05/06/2026
Alaska - Firth of Thames.. non stop
In September 2007, a female bar-tailed godwit known to scientists as E7 lifted off from the mudflats of western Alaska and began flying south. She did not stop to rest, she did not look for fresh water, and she did not descend to feed. Seven days and nine nights later, she touched down on the shores of New Zealand. She had traveled roughly 7,145 miles over the open expanse of the Pacific Ocean in a single, unbroken journey.
Biologists with the U.S. Geological Survey had long suspected that Alaska-breeding godwits performed an eleven-thousand-kilometer direct Pacific crossing each autumn. The mathematics of bird migration pointed to it, and the seasonal arrivals and departures aligned perfectly. But proving that a shorebird could cross the largest ocean on Earth without a single break required real-time tracking. E7 provided the definitive, individual proof that transformed a grand scientific hypothesis into an undeniable reality.
A bar-tailed godwit is not a large bird. Weighing barely a pound, it possesses long legs and a slender, upturned bill designed for probing mud for marine worms and mollusks. It is a shorebird, built for wading, not a seabird like an albatross that can rest on the ocean surface or soar effortlessly on thermal currents. If a godwit touches the water, it will drown. To survive a trans-Pacific crossing, E7 had to stay airborne for over two hundred consecutive hours.
To prepare for a journey of this scale, the godwit undergoes a radical physical transformation in the weeks leading up to departure. E7 spent the late Alaskan summer feeding continuously, swelling her body with thick layers of subcutaneous fat until she nearly doubled her normal weight. This fat was her fuel, but carrying that much weight required structural trade-offs.
Before takeoff, a godwit's internal architecture shifts. The bird's digestive organs, including the stomach, intestines, and liver, actively shrink and atrophy, reducing unnecessary weight and conserving energy. Meanwhile, the heart and flight muscles enlarge to handle the extreme, prolonged workload.

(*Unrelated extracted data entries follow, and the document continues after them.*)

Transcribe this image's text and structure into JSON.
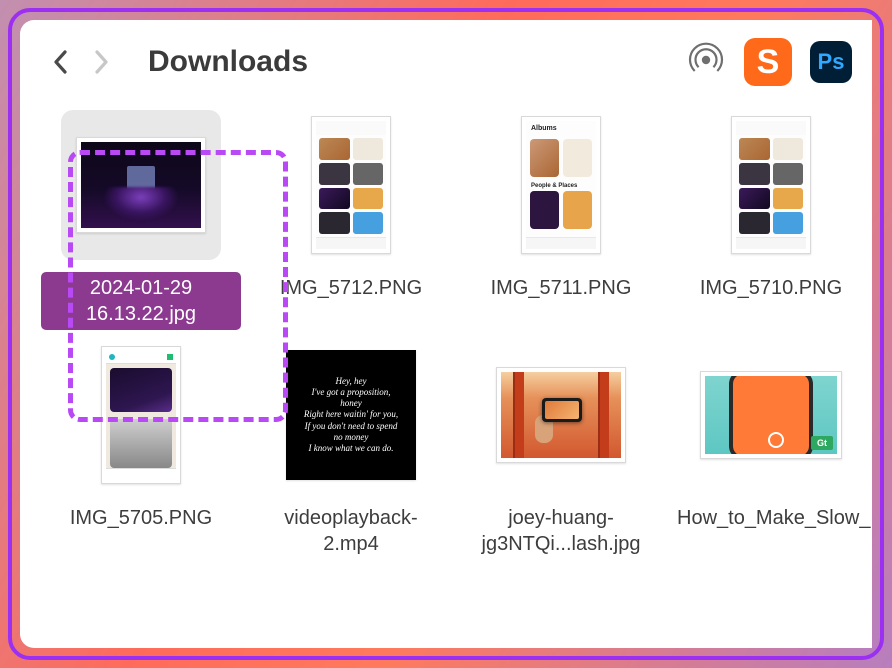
{
  "header": {
    "title": "Downloads",
    "back_enabled": true,
    "forward_enabled": false
  },
  "toolbar_apps": {
    "airdrop": "airdrop",
    "app_s": "S",
    "app_ps": "Ps"
  },
  "files": [
    {
      "name": "2024-01-29 16.13.22.jpg",
      "selected": true,
      "thumb": "dark-desk",
      "shape": "landscape"
    },
    {
      "name": "IMG_5712.PNG",
      "selected": false,
      "thumb": "phone-grid",
      "shape": "portrait"
    },
    {
      "name": "IMG_5711.PNG",
      "selected": false,
      "thumb": "albums",
      "shape": "portrait"
    },
    {
      "name": "IMG_5710.PNG",
      "selected": false,
      "thumb": "phone-grid",
      "shape": "portrait"
    },
    {
      "name": "IMG_5705.PNG",
      "selected": false,
      "thumb": "chat",
      "shape": "portrait"
    },
    {
      "name": "videoplayback-2.mp4",
      "selected": false,
      "thumb": "video",
      "shape": "square"
    },
    {
      "name": "joey-huang-jg3NTQi...lash.jpg",
      "selected": false,
      "thumb": "torii",
      "shape": "landscape"
    },
    {
      "name": "How_to_Make_Slow_Mo_...hone.jpg",
      "selected": false,
      "thumb": "slowmo",
      "shape": "landscape-wide"
    }
  ],
  "video_lyrics": {
    "l1": "Hey, hey",
    "l2": "I've got a proposition,",
    "l3": "honey",
    "l4": "Right here waitin' for you,",
    "l5": "If you don't need to spend",
    "l6": "no money",
    "l7": "I know what we can do."
  },
  "albums_label": "Albums",
  "people_label": "People & Places",
  "gt_badge": "Gt"
}
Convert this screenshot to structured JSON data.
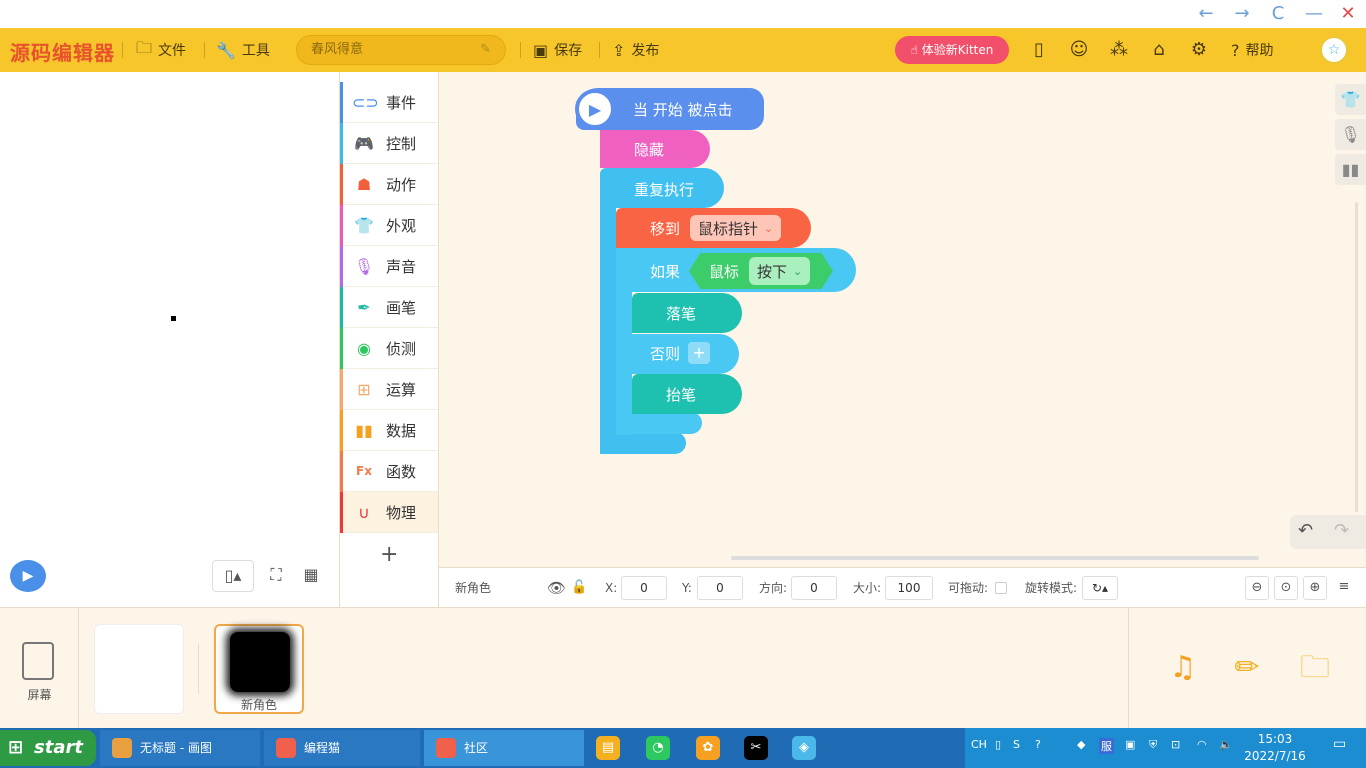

By the time E7 took flight from the Yukon-Kuskokwim Delta, she was essentially a streamlined pair of wings attached to a massive fuel tank, operating with only the bare essential organs required to keep her in the air.
E7 carried a tiny, 9.5-gram satellite transmitter surgically implanted by researchers earlier that year. The transmitter pinged her location to orbiting satellites, allowing scientists on the ground to watch her progress across an empty ocean landscape.
The route was entirely unforgiving. Once a godwit leaves the coast of Alaska, there are no landmarks, no places to seek shelter from storms, and no food supplies. E7 flew through a shifting mosaic of weather systems, navigating by a combination of the Earth's magnetic fields, the position of the sun and stars, and a highly sophisticated internal sense of weather patterns.
Godwits do not just endure the wind; they select their departure times to ride massive atmospheric currents. E7 utilized favorable tailwinds from favorable weather systems to push her south, maximizing her speed while minimizing the rate at which she burned through her fat reserves. Even with the wind at her back, the physical toll was immense. As the days blurred together over the open ocean, her flight muscles continuously burned through her fat stores. When the fat was completely depleted, her body began to systematically break down and consume its own muscle tissue for energy.
On the eighth day of her journey, the tracking data showed E7 approaching the northern coast of New Zealand. She finally glided down toward the mudflats of the Firth of Thames, a critical shorebird habitat on the North Island.
When she touched the ground, she was a skeletal version of the bird that had left Alaska a week prior. She had lost more than half her body weight, her digestive tract was shut down, and her flight muscles were severely degraded. Yet, within hours of landing, her internal organs began to regenerate, allowing her to process food again and begin rebuilding the mass she had burned across the Pacific.
E7's flight remains a definitive milestone in the study of avian migration. Her journey showed that the bar-tailed godwit does not view the Pacific Ocean as a barrier, but as a highway. She was never an elite anomaly among her species; she was simply the first one carrying the technology to show us what these shorebirds have been doing quietly, every autumn, for thousands of years.